Hi Ben.Thanks the reply. How to I check to see if the handbook forms a legal part of my contract? Another question. If the PB was verbally extended until the 20th May and I was invited to a 1-2-1 meeting on the 20th though no mention of PB was made (I have a copy of the meeting request) does this mean that the meeting on the 24th was outside the PB therefore I could infer that I have corrected the PB

Hi there, to check if the handbook is contractual you need to check the contract to see if there is anything in in that says the handbook forms part of it, or check the handbook itself to see if there is any mention of it having contractually binding effect.

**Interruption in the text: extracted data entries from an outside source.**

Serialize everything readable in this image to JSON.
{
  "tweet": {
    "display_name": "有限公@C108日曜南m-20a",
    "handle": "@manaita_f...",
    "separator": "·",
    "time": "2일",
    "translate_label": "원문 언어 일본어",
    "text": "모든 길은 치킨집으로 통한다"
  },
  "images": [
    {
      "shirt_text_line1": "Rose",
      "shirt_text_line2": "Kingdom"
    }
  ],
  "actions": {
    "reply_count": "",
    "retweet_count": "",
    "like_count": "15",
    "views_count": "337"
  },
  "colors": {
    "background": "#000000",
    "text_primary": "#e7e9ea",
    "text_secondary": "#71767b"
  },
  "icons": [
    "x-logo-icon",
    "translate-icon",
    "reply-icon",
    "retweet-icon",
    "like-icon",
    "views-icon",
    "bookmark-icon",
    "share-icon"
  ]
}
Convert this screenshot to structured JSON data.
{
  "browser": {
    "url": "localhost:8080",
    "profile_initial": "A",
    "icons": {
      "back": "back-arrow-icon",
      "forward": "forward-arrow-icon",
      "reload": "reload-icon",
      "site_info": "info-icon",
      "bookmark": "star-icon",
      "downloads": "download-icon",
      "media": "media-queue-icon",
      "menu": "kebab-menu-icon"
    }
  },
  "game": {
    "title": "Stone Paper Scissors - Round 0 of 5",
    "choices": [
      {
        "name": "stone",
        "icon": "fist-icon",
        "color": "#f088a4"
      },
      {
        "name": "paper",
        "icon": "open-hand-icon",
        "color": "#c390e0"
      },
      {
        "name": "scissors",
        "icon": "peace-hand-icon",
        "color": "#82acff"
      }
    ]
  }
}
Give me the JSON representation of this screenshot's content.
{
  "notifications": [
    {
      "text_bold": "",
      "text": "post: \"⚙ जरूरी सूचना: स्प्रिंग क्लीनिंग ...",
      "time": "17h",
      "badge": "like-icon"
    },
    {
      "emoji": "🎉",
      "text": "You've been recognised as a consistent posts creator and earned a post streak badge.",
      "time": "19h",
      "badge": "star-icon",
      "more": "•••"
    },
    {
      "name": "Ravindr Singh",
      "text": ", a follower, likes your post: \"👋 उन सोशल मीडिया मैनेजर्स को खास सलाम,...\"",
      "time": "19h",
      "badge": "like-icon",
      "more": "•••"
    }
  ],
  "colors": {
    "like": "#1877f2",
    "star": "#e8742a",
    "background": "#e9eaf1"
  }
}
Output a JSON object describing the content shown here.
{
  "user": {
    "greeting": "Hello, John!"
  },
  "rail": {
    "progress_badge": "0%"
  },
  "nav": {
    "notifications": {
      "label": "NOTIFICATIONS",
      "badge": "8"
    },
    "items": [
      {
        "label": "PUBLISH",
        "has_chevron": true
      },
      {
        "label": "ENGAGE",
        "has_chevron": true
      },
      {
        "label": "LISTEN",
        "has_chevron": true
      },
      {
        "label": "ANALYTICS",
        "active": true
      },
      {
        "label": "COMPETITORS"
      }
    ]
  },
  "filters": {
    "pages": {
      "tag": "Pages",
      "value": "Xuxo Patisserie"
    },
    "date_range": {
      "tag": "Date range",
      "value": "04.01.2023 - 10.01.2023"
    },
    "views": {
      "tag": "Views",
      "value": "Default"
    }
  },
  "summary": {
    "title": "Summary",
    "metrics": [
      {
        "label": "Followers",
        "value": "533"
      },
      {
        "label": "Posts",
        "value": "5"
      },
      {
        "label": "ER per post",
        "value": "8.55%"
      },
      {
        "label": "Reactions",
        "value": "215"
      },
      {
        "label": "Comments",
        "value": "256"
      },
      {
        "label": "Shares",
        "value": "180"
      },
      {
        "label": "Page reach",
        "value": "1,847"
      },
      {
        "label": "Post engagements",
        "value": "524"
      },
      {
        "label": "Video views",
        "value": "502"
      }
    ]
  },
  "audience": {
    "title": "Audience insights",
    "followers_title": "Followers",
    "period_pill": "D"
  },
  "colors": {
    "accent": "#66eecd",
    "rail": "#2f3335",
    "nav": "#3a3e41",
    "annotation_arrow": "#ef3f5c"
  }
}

Your assumption on the PB query is also correct – you may have been sent the invite on 20 May but by the time the meeting was held and the decision communicated, you were already outside of the extended PB so it should be a further argument that it had already been passed by then.

In terms of challenging this and claiming for what you are owed, the employer should be contacted in writing, advised that this is being treated as unlawful deduction of wages and ask them to pay back the money within 7 days. Advise them that if they fail to pay the money that is owed, legal proceedings could follow.

If the employer does not return the money as requested, the following options are available:

1. Employment Tribunal - the time limit to claim is only 3 months from the date the deductions were made. To make the claim, form ET1 needs to be completed and submitted - you can find it here:

2. County Court – this is an alternative way to claim and the advantage is that the time limit is a much longer 6 years and is usually used if you are out of time to claim in the Tribunal. The claim can be made online by going to:

Hopefully by warning the employer you are aware of your rights and are not going to hesitate taking further action they will be prompted to reconsider their position and work towards resolving this.